If the end of 2025 stands as an indicator for UK M&A activity in 2026, we are in for a very active year. But the wins won’t be evenly distributed. Here’s why, and what you can do to put yourself on the winning side.
Off the back of a strong end to 2025, there are many reasons to be optimistic about M&A activity in the year ahead. For one, many of the macros are starting to bounce back. Inflation is falling. Valuations are improving. Capital markets are stabilising. Following the November Budget, business leaders and PE houses are starting to regain confidence.
M&A activity is ticking up – particularly in terms of values.

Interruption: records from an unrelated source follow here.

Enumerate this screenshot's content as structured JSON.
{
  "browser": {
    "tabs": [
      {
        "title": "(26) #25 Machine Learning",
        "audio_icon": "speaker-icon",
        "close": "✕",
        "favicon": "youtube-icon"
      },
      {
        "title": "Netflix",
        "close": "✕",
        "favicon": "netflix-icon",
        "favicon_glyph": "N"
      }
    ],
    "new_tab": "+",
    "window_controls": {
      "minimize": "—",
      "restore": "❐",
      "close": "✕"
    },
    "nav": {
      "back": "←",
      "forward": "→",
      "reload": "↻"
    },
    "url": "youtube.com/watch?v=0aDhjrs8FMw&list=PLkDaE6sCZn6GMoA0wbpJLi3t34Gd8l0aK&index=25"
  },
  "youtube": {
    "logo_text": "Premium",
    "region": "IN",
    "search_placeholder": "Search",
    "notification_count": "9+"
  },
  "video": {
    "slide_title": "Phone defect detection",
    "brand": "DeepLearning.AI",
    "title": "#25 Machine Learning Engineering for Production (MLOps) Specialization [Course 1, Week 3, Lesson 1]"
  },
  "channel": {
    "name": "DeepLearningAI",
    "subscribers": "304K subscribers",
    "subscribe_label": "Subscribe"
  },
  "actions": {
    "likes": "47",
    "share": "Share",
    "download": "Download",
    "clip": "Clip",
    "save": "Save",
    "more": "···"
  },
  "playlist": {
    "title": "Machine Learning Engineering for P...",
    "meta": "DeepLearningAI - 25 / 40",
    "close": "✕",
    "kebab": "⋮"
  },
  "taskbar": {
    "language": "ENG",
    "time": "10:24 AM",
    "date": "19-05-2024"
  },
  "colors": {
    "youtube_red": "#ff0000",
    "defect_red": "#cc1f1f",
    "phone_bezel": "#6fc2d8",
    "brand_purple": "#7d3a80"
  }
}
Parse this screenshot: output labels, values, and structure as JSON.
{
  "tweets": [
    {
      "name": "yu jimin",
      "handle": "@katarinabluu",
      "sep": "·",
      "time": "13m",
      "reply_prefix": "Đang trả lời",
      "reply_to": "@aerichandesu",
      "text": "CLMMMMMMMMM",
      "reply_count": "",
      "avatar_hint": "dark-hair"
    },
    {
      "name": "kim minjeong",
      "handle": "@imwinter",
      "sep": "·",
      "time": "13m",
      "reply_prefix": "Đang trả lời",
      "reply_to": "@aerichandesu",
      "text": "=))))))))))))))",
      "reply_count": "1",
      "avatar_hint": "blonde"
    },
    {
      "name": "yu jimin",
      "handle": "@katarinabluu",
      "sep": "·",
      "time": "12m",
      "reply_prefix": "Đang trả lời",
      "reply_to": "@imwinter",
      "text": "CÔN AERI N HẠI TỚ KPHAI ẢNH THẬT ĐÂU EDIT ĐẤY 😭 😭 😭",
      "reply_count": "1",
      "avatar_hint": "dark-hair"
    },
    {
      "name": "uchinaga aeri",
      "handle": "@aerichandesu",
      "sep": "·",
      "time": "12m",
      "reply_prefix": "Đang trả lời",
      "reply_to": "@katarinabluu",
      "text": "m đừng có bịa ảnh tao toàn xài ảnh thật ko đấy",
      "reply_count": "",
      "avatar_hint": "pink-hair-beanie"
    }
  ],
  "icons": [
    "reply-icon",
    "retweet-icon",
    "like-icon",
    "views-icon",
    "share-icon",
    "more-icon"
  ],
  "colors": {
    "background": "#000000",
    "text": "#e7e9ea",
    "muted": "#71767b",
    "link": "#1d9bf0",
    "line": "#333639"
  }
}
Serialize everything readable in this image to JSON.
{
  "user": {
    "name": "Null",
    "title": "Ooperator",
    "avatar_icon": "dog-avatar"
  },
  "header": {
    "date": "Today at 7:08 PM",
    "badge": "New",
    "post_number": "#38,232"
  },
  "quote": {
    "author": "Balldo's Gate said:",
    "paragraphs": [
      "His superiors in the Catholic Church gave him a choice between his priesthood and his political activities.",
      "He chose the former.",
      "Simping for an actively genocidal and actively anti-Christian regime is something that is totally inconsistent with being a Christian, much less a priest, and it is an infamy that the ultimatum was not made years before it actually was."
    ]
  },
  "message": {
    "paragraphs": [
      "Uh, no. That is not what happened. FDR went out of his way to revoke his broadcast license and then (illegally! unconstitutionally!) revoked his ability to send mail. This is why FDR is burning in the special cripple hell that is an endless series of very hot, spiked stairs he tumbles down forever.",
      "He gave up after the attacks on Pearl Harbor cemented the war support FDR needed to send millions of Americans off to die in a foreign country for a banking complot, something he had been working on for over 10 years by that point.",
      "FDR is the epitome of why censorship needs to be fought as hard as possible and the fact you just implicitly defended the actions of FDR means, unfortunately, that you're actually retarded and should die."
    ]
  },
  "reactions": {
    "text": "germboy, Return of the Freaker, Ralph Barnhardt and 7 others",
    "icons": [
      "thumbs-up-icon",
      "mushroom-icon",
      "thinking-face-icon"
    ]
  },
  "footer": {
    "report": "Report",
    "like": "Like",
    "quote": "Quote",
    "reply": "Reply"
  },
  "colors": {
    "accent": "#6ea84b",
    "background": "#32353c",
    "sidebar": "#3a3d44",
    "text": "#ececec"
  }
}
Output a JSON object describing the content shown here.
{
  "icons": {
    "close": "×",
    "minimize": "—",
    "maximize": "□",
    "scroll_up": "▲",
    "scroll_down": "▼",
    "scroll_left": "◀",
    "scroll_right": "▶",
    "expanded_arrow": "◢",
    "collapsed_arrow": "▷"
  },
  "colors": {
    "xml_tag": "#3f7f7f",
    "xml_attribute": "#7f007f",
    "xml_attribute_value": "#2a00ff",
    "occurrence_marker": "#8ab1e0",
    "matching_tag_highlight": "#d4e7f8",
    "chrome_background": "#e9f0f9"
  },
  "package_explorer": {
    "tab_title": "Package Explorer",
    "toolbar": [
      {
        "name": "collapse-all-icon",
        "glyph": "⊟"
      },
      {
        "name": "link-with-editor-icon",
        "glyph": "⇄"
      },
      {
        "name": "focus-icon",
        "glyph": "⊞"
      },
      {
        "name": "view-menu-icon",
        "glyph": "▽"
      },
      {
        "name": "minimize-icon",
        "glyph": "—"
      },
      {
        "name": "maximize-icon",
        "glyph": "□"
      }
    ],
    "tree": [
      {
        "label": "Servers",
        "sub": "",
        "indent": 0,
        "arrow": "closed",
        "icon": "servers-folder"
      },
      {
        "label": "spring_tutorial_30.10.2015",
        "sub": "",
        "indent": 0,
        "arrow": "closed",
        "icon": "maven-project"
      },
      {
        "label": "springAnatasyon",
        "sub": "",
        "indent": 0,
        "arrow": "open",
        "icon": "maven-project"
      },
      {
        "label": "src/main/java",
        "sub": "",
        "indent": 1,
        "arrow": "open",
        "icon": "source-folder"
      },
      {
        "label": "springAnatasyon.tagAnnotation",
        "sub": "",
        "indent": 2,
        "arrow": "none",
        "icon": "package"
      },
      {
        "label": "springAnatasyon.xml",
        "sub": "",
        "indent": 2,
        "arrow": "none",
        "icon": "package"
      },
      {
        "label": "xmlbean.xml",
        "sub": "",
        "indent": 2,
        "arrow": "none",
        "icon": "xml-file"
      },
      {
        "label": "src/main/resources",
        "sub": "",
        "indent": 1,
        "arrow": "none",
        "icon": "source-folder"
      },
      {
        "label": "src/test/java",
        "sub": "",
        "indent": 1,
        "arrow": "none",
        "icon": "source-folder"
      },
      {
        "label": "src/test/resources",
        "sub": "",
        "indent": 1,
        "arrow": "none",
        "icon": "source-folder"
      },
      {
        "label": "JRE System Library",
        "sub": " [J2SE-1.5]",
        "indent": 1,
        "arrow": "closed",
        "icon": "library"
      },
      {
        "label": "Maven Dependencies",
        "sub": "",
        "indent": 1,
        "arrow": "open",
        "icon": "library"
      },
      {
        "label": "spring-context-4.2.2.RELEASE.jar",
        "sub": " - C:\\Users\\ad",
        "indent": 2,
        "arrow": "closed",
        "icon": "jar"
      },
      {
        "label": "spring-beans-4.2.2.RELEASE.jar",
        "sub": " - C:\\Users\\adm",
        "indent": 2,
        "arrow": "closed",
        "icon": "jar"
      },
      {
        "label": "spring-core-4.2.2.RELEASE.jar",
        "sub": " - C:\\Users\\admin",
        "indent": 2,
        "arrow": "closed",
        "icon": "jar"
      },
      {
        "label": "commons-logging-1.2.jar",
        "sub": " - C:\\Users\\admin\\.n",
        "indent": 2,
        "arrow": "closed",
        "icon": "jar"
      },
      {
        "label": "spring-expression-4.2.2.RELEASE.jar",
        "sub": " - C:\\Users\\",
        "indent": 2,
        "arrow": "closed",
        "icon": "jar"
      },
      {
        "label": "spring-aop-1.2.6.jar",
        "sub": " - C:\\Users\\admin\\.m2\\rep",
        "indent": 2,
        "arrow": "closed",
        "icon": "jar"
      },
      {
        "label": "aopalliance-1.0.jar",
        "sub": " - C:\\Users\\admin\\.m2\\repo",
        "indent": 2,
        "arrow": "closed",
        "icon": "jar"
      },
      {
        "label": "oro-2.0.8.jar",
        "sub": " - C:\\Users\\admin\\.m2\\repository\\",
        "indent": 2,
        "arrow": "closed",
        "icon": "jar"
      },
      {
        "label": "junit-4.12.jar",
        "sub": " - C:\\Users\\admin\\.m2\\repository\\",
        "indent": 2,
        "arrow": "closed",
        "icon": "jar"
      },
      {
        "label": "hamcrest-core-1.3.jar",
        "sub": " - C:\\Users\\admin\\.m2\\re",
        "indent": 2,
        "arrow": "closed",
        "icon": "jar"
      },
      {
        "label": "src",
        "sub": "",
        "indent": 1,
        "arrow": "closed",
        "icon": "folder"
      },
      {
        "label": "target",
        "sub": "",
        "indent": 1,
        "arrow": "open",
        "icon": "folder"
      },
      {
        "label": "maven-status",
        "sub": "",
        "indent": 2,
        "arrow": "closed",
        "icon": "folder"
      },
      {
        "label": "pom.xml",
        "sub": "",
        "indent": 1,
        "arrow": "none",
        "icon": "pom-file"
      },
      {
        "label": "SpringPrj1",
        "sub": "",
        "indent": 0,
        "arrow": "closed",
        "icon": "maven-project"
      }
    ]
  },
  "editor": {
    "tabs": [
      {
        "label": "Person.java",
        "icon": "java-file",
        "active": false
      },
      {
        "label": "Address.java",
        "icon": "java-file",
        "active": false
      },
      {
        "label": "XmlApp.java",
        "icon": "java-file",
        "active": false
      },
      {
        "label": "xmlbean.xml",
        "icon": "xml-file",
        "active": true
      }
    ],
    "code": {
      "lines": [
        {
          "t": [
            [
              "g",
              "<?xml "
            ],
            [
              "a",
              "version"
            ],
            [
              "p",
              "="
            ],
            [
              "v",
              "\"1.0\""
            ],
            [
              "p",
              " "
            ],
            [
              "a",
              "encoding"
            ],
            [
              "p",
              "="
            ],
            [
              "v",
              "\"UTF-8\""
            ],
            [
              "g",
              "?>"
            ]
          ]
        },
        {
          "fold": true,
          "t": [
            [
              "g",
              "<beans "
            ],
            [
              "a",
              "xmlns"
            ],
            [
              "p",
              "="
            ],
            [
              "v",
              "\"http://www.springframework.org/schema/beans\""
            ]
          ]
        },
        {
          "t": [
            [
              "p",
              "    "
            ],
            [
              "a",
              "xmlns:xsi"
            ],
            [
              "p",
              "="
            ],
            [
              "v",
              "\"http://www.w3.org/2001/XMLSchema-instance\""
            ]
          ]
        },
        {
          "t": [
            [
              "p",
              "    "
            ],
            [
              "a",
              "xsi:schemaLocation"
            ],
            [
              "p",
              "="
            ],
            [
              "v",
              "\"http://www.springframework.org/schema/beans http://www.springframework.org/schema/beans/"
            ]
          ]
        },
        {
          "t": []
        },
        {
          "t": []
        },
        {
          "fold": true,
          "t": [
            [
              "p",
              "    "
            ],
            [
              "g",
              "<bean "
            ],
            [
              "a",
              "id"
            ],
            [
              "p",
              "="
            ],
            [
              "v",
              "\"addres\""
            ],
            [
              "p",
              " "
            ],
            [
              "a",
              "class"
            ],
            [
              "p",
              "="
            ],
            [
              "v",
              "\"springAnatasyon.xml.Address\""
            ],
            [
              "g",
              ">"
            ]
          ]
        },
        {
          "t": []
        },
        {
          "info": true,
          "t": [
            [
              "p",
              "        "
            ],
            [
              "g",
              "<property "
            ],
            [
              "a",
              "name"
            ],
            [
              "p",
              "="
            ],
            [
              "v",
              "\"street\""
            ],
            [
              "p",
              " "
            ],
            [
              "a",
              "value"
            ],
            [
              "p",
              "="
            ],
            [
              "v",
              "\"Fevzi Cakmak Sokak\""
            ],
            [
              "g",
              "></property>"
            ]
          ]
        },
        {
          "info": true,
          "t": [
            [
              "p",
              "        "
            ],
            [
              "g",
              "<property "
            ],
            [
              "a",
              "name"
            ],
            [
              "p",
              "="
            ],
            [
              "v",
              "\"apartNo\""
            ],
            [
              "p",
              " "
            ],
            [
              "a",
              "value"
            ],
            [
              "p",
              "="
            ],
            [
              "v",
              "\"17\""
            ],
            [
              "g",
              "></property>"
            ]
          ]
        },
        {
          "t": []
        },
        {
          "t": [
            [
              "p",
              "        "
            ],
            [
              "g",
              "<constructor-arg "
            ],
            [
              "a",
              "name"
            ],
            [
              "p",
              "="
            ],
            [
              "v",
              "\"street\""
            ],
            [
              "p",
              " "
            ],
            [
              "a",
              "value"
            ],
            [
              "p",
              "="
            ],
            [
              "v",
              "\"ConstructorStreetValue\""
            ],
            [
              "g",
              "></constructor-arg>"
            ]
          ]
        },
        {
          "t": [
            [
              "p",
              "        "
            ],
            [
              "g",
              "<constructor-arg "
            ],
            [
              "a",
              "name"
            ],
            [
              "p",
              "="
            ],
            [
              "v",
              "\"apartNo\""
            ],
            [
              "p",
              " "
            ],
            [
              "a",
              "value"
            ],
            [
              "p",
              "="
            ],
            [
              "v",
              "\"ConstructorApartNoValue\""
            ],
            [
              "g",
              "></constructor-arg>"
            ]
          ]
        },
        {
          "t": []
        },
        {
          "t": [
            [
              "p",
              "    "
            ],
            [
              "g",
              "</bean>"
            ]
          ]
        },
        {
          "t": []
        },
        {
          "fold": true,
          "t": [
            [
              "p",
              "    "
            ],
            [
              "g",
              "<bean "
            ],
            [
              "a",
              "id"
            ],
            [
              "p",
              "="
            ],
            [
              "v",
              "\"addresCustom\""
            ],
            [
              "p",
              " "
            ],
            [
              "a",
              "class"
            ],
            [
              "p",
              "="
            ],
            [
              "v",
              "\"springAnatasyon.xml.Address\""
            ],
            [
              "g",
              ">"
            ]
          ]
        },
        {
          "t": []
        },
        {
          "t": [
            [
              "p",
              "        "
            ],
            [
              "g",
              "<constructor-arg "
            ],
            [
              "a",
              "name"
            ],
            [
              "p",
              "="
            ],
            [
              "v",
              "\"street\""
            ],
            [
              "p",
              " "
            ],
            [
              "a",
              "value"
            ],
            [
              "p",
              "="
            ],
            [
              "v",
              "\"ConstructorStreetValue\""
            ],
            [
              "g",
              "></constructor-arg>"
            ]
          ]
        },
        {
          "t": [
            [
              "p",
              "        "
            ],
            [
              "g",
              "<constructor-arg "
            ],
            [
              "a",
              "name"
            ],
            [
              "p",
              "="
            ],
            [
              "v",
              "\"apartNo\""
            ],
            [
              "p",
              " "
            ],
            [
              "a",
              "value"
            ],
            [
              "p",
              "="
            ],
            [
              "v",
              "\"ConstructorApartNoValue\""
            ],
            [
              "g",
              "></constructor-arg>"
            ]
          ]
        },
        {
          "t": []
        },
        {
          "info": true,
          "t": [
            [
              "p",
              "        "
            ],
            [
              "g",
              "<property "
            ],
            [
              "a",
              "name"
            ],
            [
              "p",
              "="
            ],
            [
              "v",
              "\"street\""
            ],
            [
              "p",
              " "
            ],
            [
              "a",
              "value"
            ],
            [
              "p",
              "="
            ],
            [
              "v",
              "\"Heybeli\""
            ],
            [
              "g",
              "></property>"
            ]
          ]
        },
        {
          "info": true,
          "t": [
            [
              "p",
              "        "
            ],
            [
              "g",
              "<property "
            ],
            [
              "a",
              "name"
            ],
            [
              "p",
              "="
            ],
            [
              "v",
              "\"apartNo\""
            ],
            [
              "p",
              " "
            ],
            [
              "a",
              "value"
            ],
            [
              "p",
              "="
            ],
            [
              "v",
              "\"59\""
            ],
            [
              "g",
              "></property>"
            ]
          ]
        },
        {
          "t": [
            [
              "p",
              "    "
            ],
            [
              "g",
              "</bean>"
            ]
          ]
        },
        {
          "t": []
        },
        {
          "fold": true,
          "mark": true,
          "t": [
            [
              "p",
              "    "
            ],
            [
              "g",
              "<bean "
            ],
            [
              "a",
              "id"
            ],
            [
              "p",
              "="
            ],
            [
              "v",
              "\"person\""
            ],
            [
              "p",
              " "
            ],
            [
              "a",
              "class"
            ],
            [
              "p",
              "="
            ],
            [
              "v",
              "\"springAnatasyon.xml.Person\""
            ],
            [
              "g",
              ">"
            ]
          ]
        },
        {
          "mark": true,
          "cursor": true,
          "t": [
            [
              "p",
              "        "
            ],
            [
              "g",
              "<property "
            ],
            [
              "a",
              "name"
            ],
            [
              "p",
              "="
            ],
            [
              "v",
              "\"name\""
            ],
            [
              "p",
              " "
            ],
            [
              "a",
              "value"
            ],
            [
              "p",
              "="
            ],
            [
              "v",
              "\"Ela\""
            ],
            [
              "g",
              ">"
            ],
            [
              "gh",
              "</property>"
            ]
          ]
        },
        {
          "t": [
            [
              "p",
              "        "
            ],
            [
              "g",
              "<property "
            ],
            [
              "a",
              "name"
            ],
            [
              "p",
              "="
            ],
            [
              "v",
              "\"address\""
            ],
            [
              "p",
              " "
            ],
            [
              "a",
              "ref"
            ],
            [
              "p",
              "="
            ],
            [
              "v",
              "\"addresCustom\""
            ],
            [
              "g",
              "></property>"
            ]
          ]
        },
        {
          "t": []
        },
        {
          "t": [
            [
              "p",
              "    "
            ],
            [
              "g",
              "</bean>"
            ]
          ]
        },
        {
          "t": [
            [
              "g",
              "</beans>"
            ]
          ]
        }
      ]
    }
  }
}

Dealmakers are sharpening their focus on value over volume – tapping into execution capabilities to root out the deals that will deliver the most value versus simply focusing on scale. At the same time, it is becoming very clear that 2026 will be the Year of the Carve Out with a number of corporates focusing on core assets while private equity seeks to deploy capital at attractive entry points.
As a result, deal pipelines are starting to fill. 2025 saw significant activity in the professional services space, as well as in technology, energy and infrastructure – momentum that should continue into 2026. Investors are also evaluating targets to identify those that are more AI-resilient or AI-enhanced in order to spot value creation opportunities earlier in the deal cycle.
Whilst global macroeconomic and geopolitical events may dent investor confidence and growth projections, the UK is proving itself to be a stable and resilient market. The overall sentiment is that dealmakers are more willing to move than they were a year ago.